I need covert operations—not just the class, but the actual art. I need to feel the power in my veins and the mystery in the air. If I didn't have it, I would just be skin and bone. A cat without a mouse to chase. I needed CoveOps, but for the past month, I had needed it just a little bit more, I think, and now that Woods had handed it to me, it was an all-or-nothing kind of deal. The girl in me could hide away for as long as she wanted because the spy in me had taken over and the spy didn't cry about her mother.

"What is this place anyways?" Alice wondered as she took note of the sixteenth security camera we'd passed in the last five minutes. "Maybe it's too much to ask, but if I'm going to be charged with breaking and entering, I'd at least like to know where I'm breaking into."

"Probably some old warehouse," I said, watching as the camera rotated to it's opposite side.

She rolled her eyes at me in a very Alice-y way. "A warehouse with a dozen different brands of security cameras and a wall that could protect a small island nation?

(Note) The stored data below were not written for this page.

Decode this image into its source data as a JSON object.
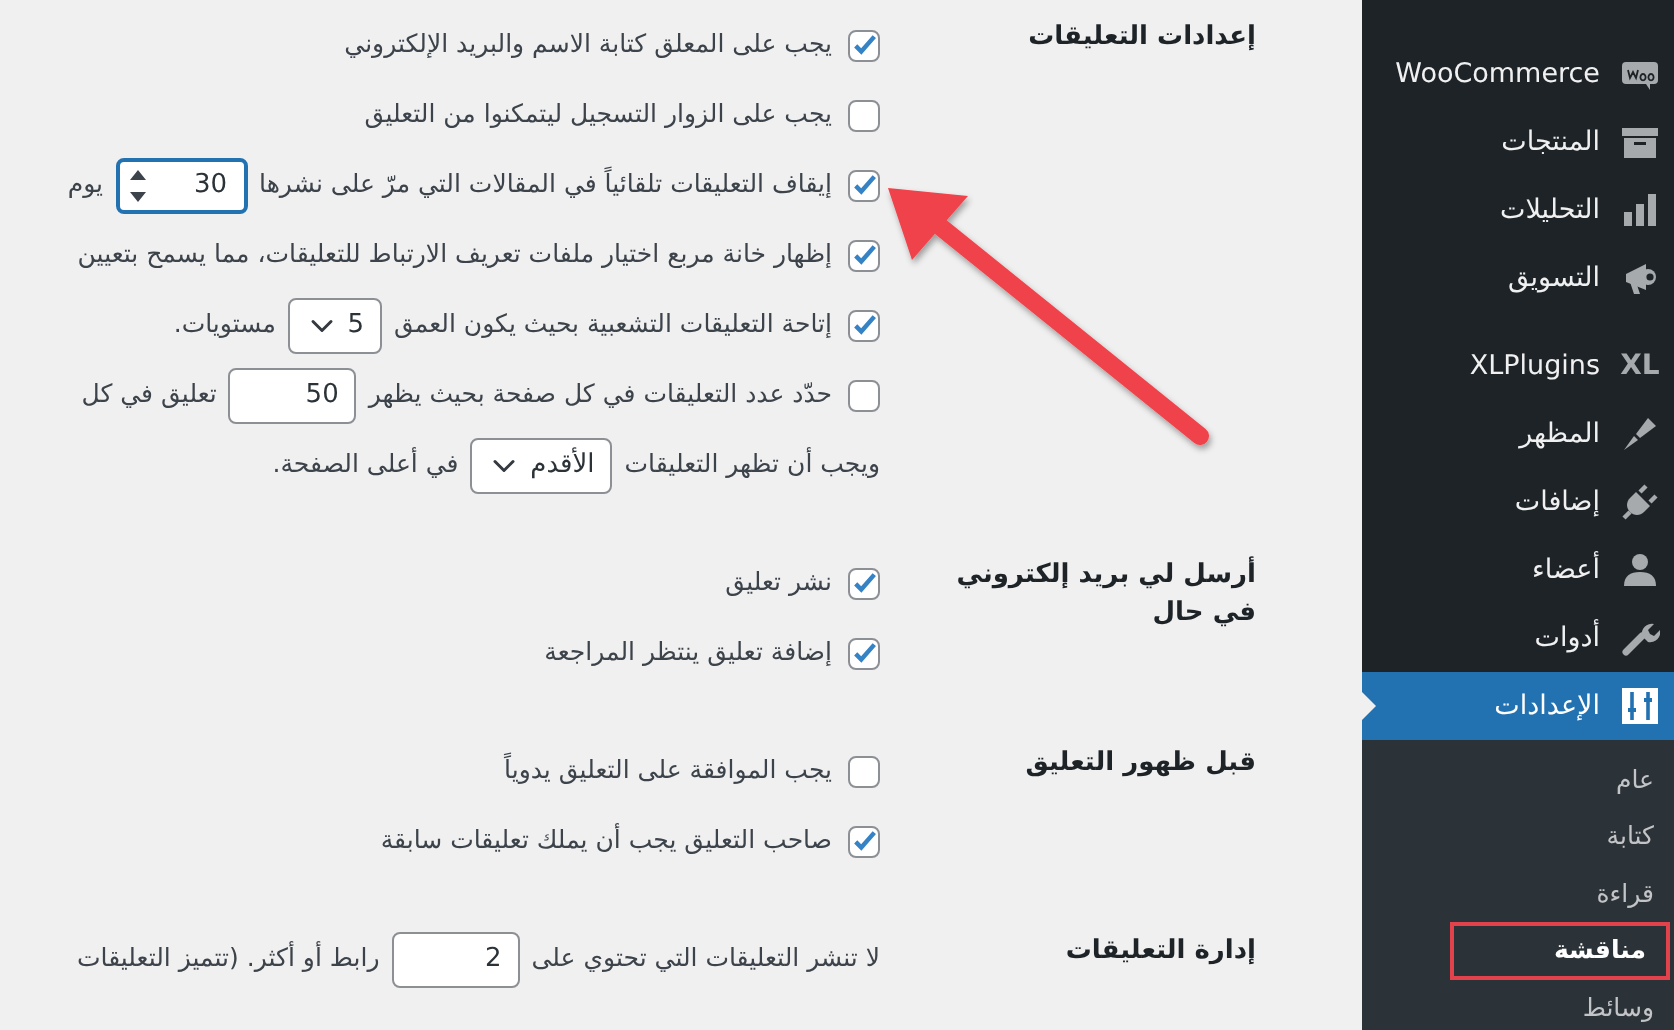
{
  "sidebar": {
    "menu_groups": [
      [
        {
          "label": "WooCommerce",
          "selected": false
        },
        {
          "label": "المنتجات",
          "selected": false
        },
        {
          "label": "التحليلات",
          "selected": false
        },
        {
          "label": "التسويق",
          "selected": false
        }
      ],
      [
        {
          "label": "XLPlugins",
          "icon_text": "XL",
          "selected": false
        },
        {
          "label": "المظهر",
          "selected": false
        },
        {
          "label": "إضافات",
          "selected": false
        },
        {
          "label": "أعضاء",
          "selected": false
        },
        {
          "label": "أدوات",
          "selected": false
        },
        {
          "label": "الإعدادات",
          "selected": true
        }
      ]
    ],
    "submenu": [
      {
        "label": "عام",
        "selected": false,
        "highlighted": false
      },
      {
        "label": "كتابة",
        "selected": false,
        "highlighted": false
      },
      {
        "label": "قراءة",
        "selected": false,
        "highlighted": false
      },
      {
        "label": "مناقشة",
        "selected": true,
        "highlighted": true
      },
      {
        "label": "وسائط",
        "selected": false,
        "highlighted": false
      }
    ]
  },
  "sections": [
    {
      "title": "إعدادات التعليقات",
      "options": [
        {
          "kind": "checkbox",
          "checked": true,
          "label": "يجب على المعلق كتابة الاسم والبريد الإلكتروني"
        },
        {
          "kind": "checkbox",
          "checked": false,
          "label": "يجب على الزوار التسجيل ليتمكنوا من التعليق"
        },
        {
          "kind": "checkbox_input",
          "checked": true,
          "before": "إيقاف التعليقات تلقائياً في المقالات التي مرّ على نشرها",
          "value": "30",
          "after": "يوم",
          "focused": true
        },
        {
          "kind": "checkbox",
          "checked": true,
          "label": "إظهار خانة مربع اختيار ملفات تعريف الارتباط للتعليقات، مما يسمح بتعيين"
        },
        {
          "kind": "checkbox_select",
          "checked": true,
          "before": "إتاحة التعليقات التشعبية بحيث يكون العمق",
          "value": "5",
          "after": "مستويات."
        },
        {
          "kind": "checkbox_input",
          "checked": false,
          "before": "حدّد عدد التعليقات في كل صفحة بحيث يظهر",
          "value": "50",
          "after": "تعليق في كل",
          "focused": false
        },
        {
          "kind": "select",
          "before": "ويجب أن تظهر التعليقات",
          "value": "الأقدم",
          "after": "في أعلى الصفحة."
        }
      ]
    },
    {
      "title": "أرسل لي بريد إلكتروني في حال",
      "options": [
        {
          "kind": "checkbox",
          "checked": true,
          "label": "نشر تعليق"
        },
        {
          "kind": "checkbox",
          "checked": true,
          "label": "إضافة تعليق ينتظر المراجعة"
        }
      ]
    },
    {
      "title": "قبل ظهور التعليق",
      "options": [
        {
          "kind": "checkbox",
          "checked": false,
          "label": "يجب الموافقة على التعليق يدوياً"
        },
        {
          "kind": "checkbox",
          "checked": true,
          "label": "صاحب التعليق يجب أن يملك تعليقات سابقة"
        }
      ]
    },
    {
      "title": "إدارة التعليقات",
      "options": [
        {
          "kind": "input",
          "before": "لا تنشر التعليقات التي تحتوي على",
          "value": "2",
          "after": "رابط أو أكثر. (تتميز التعليقات"
        }
      ]
    }
  ],
  "annotation": {
    "kind": "arrow"
  }
}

Get real, Mags."

"It didn't seem so ridiculous to you during our exam last semester," I pointed out, remembering the day when my team pinned our teachers to the wall with forklifts. Good times.

She crouched down, slowly making her way into the cover of another bush. "That was last semester," she said with a dismissive wave. "This is now. Woods wouldn't have us break into another warehouse. Where would be the fun in that? I'm telling you, Mags. We're here for a reason."

I knew Alice was right. To tell you the truth, she usually is. Professor Woods didn't waste time. She never repeated herself. Whatever this was, it was this way for a reason.

"But it'd be real freakin' nice if I knew what that reason is," she muttered to no one in particular.

I had to agree with her. I wasn't feeling this whole blindly-following-orders thing that we had going on, but I knew that the only way to find out what was on the inside, was to actually get inside. Except I had no idea how we were supposed to do that. All ten of us had been searching the grounds for a better part of an hour and we had yet to find any sort of way in. All we needed was one leak. A hole. Something that would allow us to get past the wall without triggering the highly sensitive alarms—and when I say highly sensitive, I mean it. Seriously. I'm pretty sure that you have to be above a certain clearance level to even see some of those camera models.

But maybe seeing was the problem. After all, I had never been one to see an exceptional number of oddities. My talents lied with listening.

I closed my eyes and let my ears explore, trying to hunt down something—anything that could get us in. The wind getting caught in a hole or a car driving through a set of rear gates. That particular night at that particular moment, I heard running water. "Do you hear that?"